Уж не знаю, сколько я так простоял вжимая кнопку, но через какое-то время квартирная дверь со скрипом открылась и послышались шаги в мою сторону.
— Кого бесы принесли?
Все тот же мужской голос не оставил мне ни капли сомнения черных, закравшихся в душу, мыслей.
Ключ вставился в личинку и дверь открыл лысый, не бритый мужик в шортах и полосатой майке. Лицо явно кавказское, но акцента не было. Либо наш язык учил долго, либо много времени провел в нашей стране и научился разговаривать без акцента.
— Ты кто такой? — нахмурил он и без того морщинистый лоб.
— Я бы тоже хотел это знать про тебя.
— Слышь, мужик, ты двери что ли попутал или окосел от сивухи? Вали вон, пока в изоляцию не попал!
— Ты что, охренел? Я пришел к себе домой. Это ты чего разгуливаешь в шортах перед моей женой и детьми?
— Точно окосел. Я здесь один живу. Уже девять лет. Понимаешь? Один! А тебе не полицию, а бригаду из Гедеоновки вызову, чтобы скрутили-связали и на принудительное лечение отправили. Пожизненно!
Он уже собирался захлопнуть дверь перед моим носом, но я вовремя успел подставить ногу. В голове творилась каша. Понять сказанное им оказалось очень не просто. «Как же так, — думал я. — Либо он врет, либо в моей семье случилось какое-то несчастье».
— Все, мужик, ты меня достал. Молись! Сейчас за тобой приедут.
Он развернулся в сторону квартиры звонить по одному всеми известному номеру и тут я заметил у него на ноге татуировку паука, опутавшего всю правую голень своей паутиной.
— Слышь, брат, не серчай. Хреново мне после отсидки, — остановил я его. — Раньше это была моя хата. Жил с женой и с двумя дочками, но десять лет назад случилась беда и вот я только пришел.
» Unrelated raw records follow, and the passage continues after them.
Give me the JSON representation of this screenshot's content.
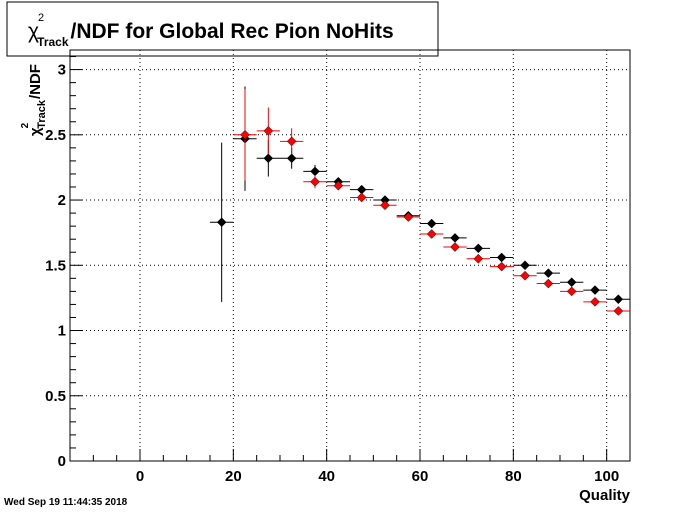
{
  "title": {
    "symbol": "χ",
    "superscript": "2",
    "subscript": "Track",
    "text": "/NDF for Global Rec Pion NoHits"
  },
  "footer": {
    "timestamp": "Wed Sep 19 11:44:35 2018"
  },
  "chart_data": {
    "type": "scatter",
    "xlabel": "Quality",
    "ylabel": {
      "symbol": "χ",
      "superscript": "2",
      "subscript": "Track",
      "text": "/NDF"
    },
    "xlim": [
      -15,
      105
    ],
    "ylim": [
      0,
      3.15
    ],
    "grid": true,
    "x_ticks": [
      0,
      20,
      40,
      60,
      80,
      100
    ],
    "x_tick_labels": [
      "0",
      "20",
      "40",
      "60",
      "80",
      "100"
    ],
    "y_ticks": [
      0,
      0.5,
      1,
      1.5,
      2,
      2.5,
      3
    ],
    "y_tick_labels": [
      "0",
      "0.5",
      "1",
      "1.5",
      "2",
      "2.5",
      "3"
    ],
    "series": [
      {
        "color": "#000000",
        "x": [
          17.5,
          22.5,
          27.5,
          32.5,
          37.5,
          42.5,
          47.5,
          52.5,
          57.5,
          62.5,
          67.5,
          72.5,
          77.5,
          82.5,
          87.5,
          92.5,
          97.5,
          102.5
        ],
        "y": [
          1.83,
          2.47,
          2.32,
          2.32,
          2.22,
          2.14,
          2.08,
          2.0,
          1.88,
          1.82,
          1.71,
          1.63,
          1.56,
          1.5,
          1.44,
          1.37,
          1.31,
          1.24
        ],
        "y_err": [
          0.61,
          0.4,
          0.14,
          0.08,
          0.05,
          0.03,
          0.03,
          0.02,
          0.02,
          0.02,
          0.02,
          0.02,
          0.02,
          0.02,
          0.02,
          0.02,
          0.02,
          0.02
        ],
        "x_err": 2.5
      },
      {
        "color": "#ff0000",
        "x": [
          22.5,
          27.5,
          32.5,
          37.5,
          42.5,
          47.5,
          52.5,
          57.5,
          62.5,
          67.5,
          72.5,
          77.5,
          82.5,
          87.5,
          92.5,
          97.5,
          102.5
        ],
        "y": [
          2.5,
          2.53,
          2.45,
          2.14,
          2.11,
          2.02,
          1.96,
          1.87,
          1.74,
          1.64,
          1.55,
          1.49,
          1.42,
          1.36,
          1.3,
          1.22,
          1.15
        ],
        "y_err": [
          0.35,
          0.18,
          0.1,
          0.05,
          0.03,
          0.03,
          0.02,
          0.02,
          0.02,
          0.02,
          0.02,
          0.02,
          0.02,
          0.02,
          0.02,
          0.02,
          0.02
        ],
        "x_err": 2.5
      }
    ]
  }
}
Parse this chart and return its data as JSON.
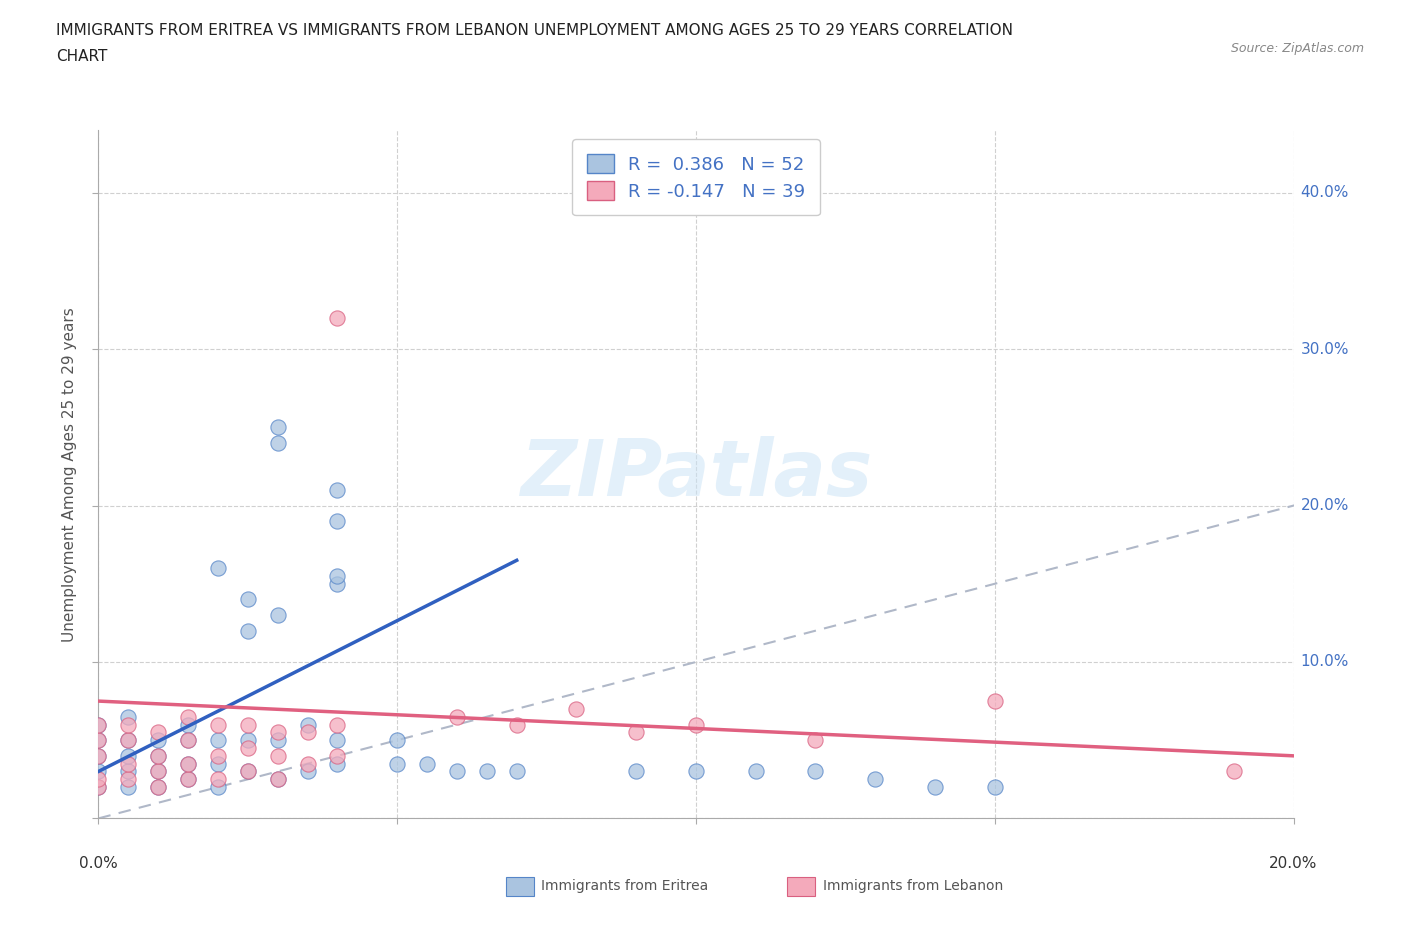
{
  "title_line1": "IMMIGRANTS FROM ERITREA VS IMMIGRANTS FROM LEBANON UNEMPLOYMENT AMONG AGES 25 TO 29 YEARS CORRELATION",
  "title_line2": "CHART",
  "source": "Source: ZipAtlas.com",
  "ylabel": "Unemployment Among Ages 25 to 29 years",
  "xlim": [
    0.0,
    0.2
  ],
  "ylim": [
    0.0,
    0.44
  ],
  "eritrea_color": "#aac4e0",
  "eritrea_edge": "#5585c8",
  "lebanon_color": "#f4aabb",
  "lebanon_edge": "#d96080",
  "eritrea_line_color": "#3060c0",
  "lebanon_line_color": "#e06080",
  "diagonal_color": "#b0b8c8",
  "R_eritrea": 0.386,
  "N_eritrea": 52,
  "R_lebanon": -0.147,
  "N_lebanon": 39,
  "eritrea_scatter": [
    [
      0.0,
      0.02
    ],
    [
      0.0,
      0.03
    ],
    [
      0.0,
      0.04
    ],
    [
      0.0,
      0.05
    ],
    [
      0.0,
      0.06
    ],
    [
      0.005,
      0.02
    ],
    [
      0.005,
      0.03
    ],
    [
      0.005,
      0.04
    ],
    [
      0.005,
      0.05
    ],
    [
      0.005,
      0.065
    ],
    [
      0.01,
      0.02
    ],
    [
      0.01,
      0.03
    ],
    [
      0.01,
      0.04
    ],
    [
      0.01,
      0.05
    ],
    [
      0.015,
      0.025
    ],
    [
      0.015,
      0.035
    ],
    [
      0.015,
      0.05
    ],
    [
      0.015,
      0.06
    ],
    [
      0.02,
      0.02
    ],
    [
      0.02,
      0.035
    ],
    [
      0.02,
      0.05
    ],
    [
      0.025,
      0.03
    ],
    [
      0.025,
      0.05
    ],
    [
      0.03,
      0.025
    ],
    [
      0.03,
      0.05
    ],
    [
      0.03,
      0.13
    ],
    [
      0.035,
      0.03
    ],
    [
      0.035,
      0.06
    ],
    [
      0.04,
      0.035
    ],
    [
      0.04,
      0.05
    ],
    [
      0.05,
      0.035
    ],
    [
      0.05,
      0.05
    ],
    [
      0.055,
      0.035
    ],
    [
      0.06,
      0.03
    ],
    [
      0.065,
      0.03
    ],
    [
      0.07,
      0.03
    ],
    [
      0.04,
      0.15
    ],
    [
      0.04,
      0.19
    ],
    [
      0.04,
      0.21
    ],
    [
      0.04,
      0.155
    ],
    [
      0.03,
      0.25
    ],
    [
      0.03,
      0.24
    ],
    [
      0.02,
      0.16
    ],
    [
      0.025,
      0.14
    ],
    [
      0.025,
      0.12
    ],
    [
      0.09,
      0.03
    ],
    [
      0.1,
      0.03
    ],
    [
      0.11,
      0.03
    ],
    [
      0.12,
      0.03
    ],
    [
      0.13,
      0.025
    ],
    [
      0.14,
      0.02
    ],
    [
      0.15,
      0.02
    ]
  ],
  "lebanon_scatter": [
    [
      0.0,
      0.02
    ],
    [
      0.0,
      0.025
    ],
    [
      0.0,
      0.04
    ],
    [
      0.0,
      0.05
    ],
    [
      0.0,
      0.06
    ],
    [
      0.005,
      0.025
    ],
    [
      0.005,
      0.035
    ],
    [
      0.005,
      0.05
    ],
    [
      0.005,
      0.06
    ],
    [
      0.01,
      0.02
    ],
    [
      0.01,
      0.03
    ],
    [
      0.01,
      0.04
    ],
    [
      0.01,
      0.055
    ],
    [
      0.015,
      0.025
    ],
    [
      0.015,
      0.035
    ],
    [
      0.015,
      0.05
    ],
    [
      0.015,
      0.065
    ],
    [
      0.02,
      0.025
    ],
    [
      0.02,
      0.04
    ],
    [
      0.02,
      0.06
    ],
    [
      0.025,
      0.03
    ],
    [
      0.025,
      0.045
    ],
    [
      0.025,
      0.06
    ],
    [
      0.03,
      0.025
    ],
    [
      0.03,
      0.04
    ],
    [
      0.03,
      0.055
    ],
    [
      0.035,
      0.035
    ],
    [
      0.035,
      0.055
    ],
    [
      0.04,
      0.04
    ],
    [
      0.04,
      0.06
    ],
    [
      0.04,
      0.32
    ],
    [
      0.06,
      0.065
    ],
    [
      0.07,
      0.06
    ],
    [
      0.08,
      0.07
    ],
    [
      0.09,
      0.055
    ],
    [
      0.1,
      0.06
    ],
    [
      0.12,
      0.05
    ],
    [
      0.15,
      0.075
    ],
    [
      0.19,
      0.03
    ]
  ],
  "eritrea_regline": [
    [
      0.0,
      0.03
    ],
    [
      0.07,
      0.165
    ]
  ],
  "lebanon_regline": [
    [
      0.0,
      0.075
    ],
    [
      0.2,
      0.04
    ]
  ]
}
Ты вот смотрю тоже был в местах не столь отдаленных! Угостишь чифирком?
Он смерил меня недоверчивым взглядом, поковырял в гнилом зубе мизинцем и заходя в квартиру, бросил через плечо:
— Дверь на ключ закрой и ботинки здесь сними. Ходят здесь… всякие!
Прихожая, да и остальные комнаты оказались совсем не такими, какими я их помнил в последние дни своего здесь пребывания. Нет, то что это все стало его я уже не сомневался, но вот что послужило такому повороту в жизни жены мне было непонятно. «Сдает или того хуже — продала? А куда сама с детьми съехала?»
Пройдя через арку на кухню, я сел за треугольный стол и посмотрел на лысого, разливающего чай из заварочника.
— Что смотришь? Не нравлюсь? Откуда узнал что я сидел?
— Так ведь сам только оттуда. Еще утром баланду хлебал, да с нашивкой-номером на бесплатных работах трудился. Что про тебя… таких пауков мы сами накалывали иглой попавшим за решетку по малолетки да по незнанию устроенности этого мира. В молодости часто так бывает. Идешь домой, а потом бац… сам на нарах, а небо в клеточку.
Отпив обжигающий, но ароматный чай, я посмотрел на лысого.
— Знаешь что, я бы реально тебя сдал, «брат», но последняя фраза заставила передумать. Мы своих не бросаем. Закон такой. Сам отсидел в соседнем городе пятеру. Знаю почем фунт лиха.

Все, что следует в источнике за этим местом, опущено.